I cried because I was so frustrated and everything in me in that moment hated everything about being sick and not being able to do the things that I love. I cried because I so badly want to see God bring healing to whatever is going on in my body and He hasn’t yet. I cried because I knew this final “failed” workout, especially in the same week that I crashed by bike due to a blackout, meant I was definitely not going to be able to bike during the Bike Tour. I cried because in that moment I just wanted to talk to my Dad and ask him how He learned to love Jesus so well in weakness and wished so desperately that I could somehow magically rewind so much of what has happened in the past few years

But then, sitting there in the grass, shaded from the sun, I also started to laugh.

I laughed because I realized that for a few minutes I probably looked like I had passed on on some random person's lawn and now just looked like I was a rookie runner who was super out of shape. I laughed because I felt a wave of His peace and an overwhelming promise from God that He was/is doing more in this than I can see right now. I laughed because living with headaches makes me live life a bit like a sun-starved Vancouverite when the first week of spring hits (sun! beach! ocean! mountains! music! drinks on a patio! must.savour.every.moment.) and I think it's actually teaching me to love and appreciate life a bit better.

With all that I know and all that I am: I love this thing called living.

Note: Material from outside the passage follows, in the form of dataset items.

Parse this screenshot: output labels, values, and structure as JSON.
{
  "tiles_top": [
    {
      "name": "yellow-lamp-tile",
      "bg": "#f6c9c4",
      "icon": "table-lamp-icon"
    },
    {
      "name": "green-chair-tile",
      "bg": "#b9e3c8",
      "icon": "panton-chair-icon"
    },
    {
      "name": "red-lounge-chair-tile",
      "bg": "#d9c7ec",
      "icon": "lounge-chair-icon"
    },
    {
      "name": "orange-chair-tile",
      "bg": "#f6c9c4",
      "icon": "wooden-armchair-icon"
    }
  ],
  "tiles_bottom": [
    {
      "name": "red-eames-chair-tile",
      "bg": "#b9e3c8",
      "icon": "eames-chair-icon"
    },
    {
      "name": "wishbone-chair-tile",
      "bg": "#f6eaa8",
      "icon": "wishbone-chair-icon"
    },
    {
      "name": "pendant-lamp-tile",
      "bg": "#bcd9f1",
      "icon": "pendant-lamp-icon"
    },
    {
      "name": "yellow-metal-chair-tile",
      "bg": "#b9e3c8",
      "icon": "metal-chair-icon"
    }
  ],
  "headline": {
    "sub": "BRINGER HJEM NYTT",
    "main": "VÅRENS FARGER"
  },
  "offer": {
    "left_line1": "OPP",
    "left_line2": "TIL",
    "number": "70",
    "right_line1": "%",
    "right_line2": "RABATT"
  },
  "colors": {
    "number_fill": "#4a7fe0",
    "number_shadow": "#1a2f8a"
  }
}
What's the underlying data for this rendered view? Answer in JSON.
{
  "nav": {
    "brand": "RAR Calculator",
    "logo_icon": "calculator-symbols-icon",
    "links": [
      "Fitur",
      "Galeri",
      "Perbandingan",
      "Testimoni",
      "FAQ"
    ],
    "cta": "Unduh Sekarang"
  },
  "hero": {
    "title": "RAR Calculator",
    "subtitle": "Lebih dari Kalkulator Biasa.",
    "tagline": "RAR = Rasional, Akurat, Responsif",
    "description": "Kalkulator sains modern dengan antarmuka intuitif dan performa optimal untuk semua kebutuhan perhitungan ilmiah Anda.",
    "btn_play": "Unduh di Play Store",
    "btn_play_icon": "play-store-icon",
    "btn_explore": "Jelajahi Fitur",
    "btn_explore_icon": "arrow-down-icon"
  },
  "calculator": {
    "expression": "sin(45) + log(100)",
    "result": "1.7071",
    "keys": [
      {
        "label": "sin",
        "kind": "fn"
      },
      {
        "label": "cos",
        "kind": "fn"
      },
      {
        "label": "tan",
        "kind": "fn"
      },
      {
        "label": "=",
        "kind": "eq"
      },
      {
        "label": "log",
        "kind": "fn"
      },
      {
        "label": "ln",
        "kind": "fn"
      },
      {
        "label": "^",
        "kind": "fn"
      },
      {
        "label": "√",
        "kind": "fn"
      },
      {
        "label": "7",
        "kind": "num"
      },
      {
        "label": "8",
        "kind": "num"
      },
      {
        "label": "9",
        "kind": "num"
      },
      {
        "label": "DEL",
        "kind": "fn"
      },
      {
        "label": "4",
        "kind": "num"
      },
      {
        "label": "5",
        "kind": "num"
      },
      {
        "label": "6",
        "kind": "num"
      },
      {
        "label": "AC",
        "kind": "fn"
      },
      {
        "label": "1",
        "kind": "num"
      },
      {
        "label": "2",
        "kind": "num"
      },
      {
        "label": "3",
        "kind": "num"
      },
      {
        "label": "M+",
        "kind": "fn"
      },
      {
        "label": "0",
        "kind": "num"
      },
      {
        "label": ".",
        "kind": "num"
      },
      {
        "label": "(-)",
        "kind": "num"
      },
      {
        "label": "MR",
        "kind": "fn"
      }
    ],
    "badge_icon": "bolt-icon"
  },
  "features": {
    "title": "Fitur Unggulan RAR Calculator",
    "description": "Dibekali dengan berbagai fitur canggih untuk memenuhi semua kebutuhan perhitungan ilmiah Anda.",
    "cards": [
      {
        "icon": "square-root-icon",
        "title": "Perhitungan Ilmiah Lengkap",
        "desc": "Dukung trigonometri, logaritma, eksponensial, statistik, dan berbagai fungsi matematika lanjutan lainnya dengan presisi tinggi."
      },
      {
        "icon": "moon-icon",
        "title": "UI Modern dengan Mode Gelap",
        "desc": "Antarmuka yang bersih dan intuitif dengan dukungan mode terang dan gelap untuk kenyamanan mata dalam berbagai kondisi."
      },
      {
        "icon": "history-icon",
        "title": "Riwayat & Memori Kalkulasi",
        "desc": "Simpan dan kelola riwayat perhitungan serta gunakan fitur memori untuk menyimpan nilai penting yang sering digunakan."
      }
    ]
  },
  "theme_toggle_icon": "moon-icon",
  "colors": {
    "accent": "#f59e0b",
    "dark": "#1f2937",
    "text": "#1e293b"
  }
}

I hate feeling weak, but Jesus meets me there over and over and reminds me that His joy and peace surround me regardless of how weak I am or may feel.
I hate knowing limitation, but God keeps reminding me that it’s there where the power of His love gets to shine the brightest.
I hate so much of this, but I'm more grateful for it than I can say because of it, He's making more of His strength, His beauty, His goodness, His presence, and His redemption in me

That's worth it. Oh, that's worth it.

On paper, Project Hope is pretty much just a crazy idea about a girl and a bike and some running shoes and trying to make a difference in the lives of some incredible kids around the world. And, it is about that. But it's about a heck of a lot more.

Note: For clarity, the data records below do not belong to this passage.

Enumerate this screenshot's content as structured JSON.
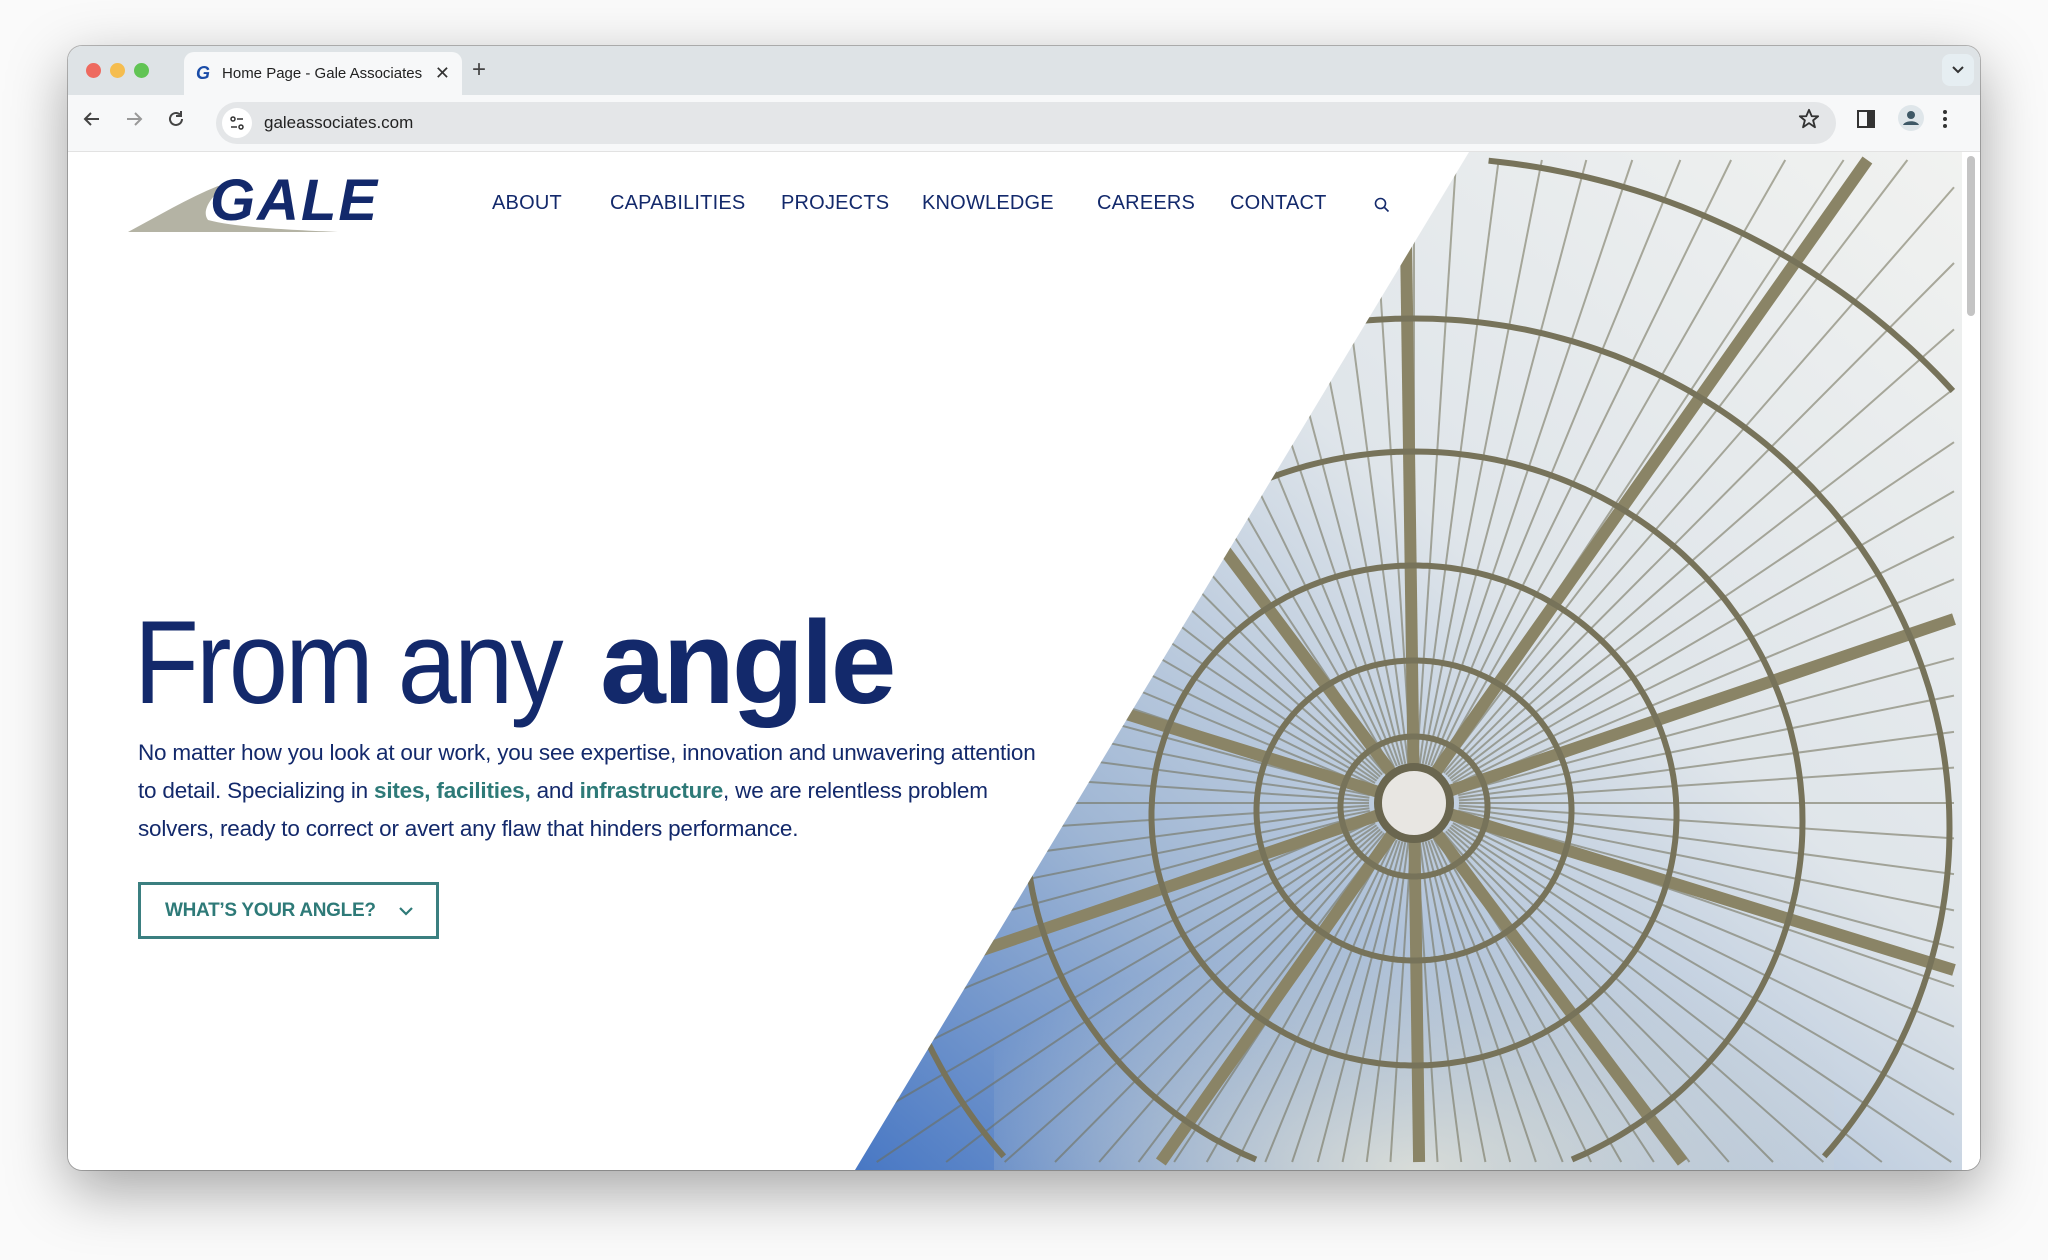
{
  "browser": {
    "tab_title": "Home Page - Gale Associates",
    "tab_favicon": "G",
    "close_glyph": "✕",
    "new_tab_glyph": "+",
    "url": "galeassociates.com",
    "colors": {
      "close": "#ee6a5f",
      "minimize": "#f5bd4f",
      "maximize": "#61c454"
    }
  },
  "site": {
    "logo_text": "GALE",
    "nav": [
      {
        "label": "ABOUT"
      },
      {
        "label": "CAPABILITIES"
      },
      {
        "label": "PROJECTS"
      },
      {
        "label": "KNOWLEDGE"
      },
      {
        "label": "CAREERS"
      },
      {
        "label": "CONTACT"
      }
    ],
    "hero": {
      "headline_light": "From any",
      "headline_bold": "angle",
      "para_1": "No matter how you look at our work, you see expertise, innovation and unwavering attention to detail. Specializing in ",
      "link_sites": "sites,",
      "link_facilities": "facilities,",
      "para_and": " and ",
      "link_infrastructure": "infrastructure",
      "para_2": ", we are relentless problem solvers, ready to correct or avert any flaw that hinders performance.",
      "cta_label": "WHAT’S YOUR ANGLE?"
    },
    "colors": {
      "navy": "#13296b",
      "teal": "#2e7a78",
      "logo_swoosh": "#b4b3a4"
    }
  }
}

This is about learning that proactive love and audacious hope is lived out in really small ways (that are actually really big ways). This is about redefining failure and success. This is about community and support and encouragement and the dismantling of ideas that we have to do or accomplish epic things to make a difference. This is about embracing and celebrating all that we can do to make the world better – one life and moment at a time - and living without any guilt or shame for what we cannot. This is about freedom and whimsy and learning over and over and over that love is simple, and in its all-encompassing simplicity, it's the single most powerful thing in the world. This is about looking death and loss and sickness and disappointment in the face and tangibly saying, “You can’t - not now, and not ever - silence this love.”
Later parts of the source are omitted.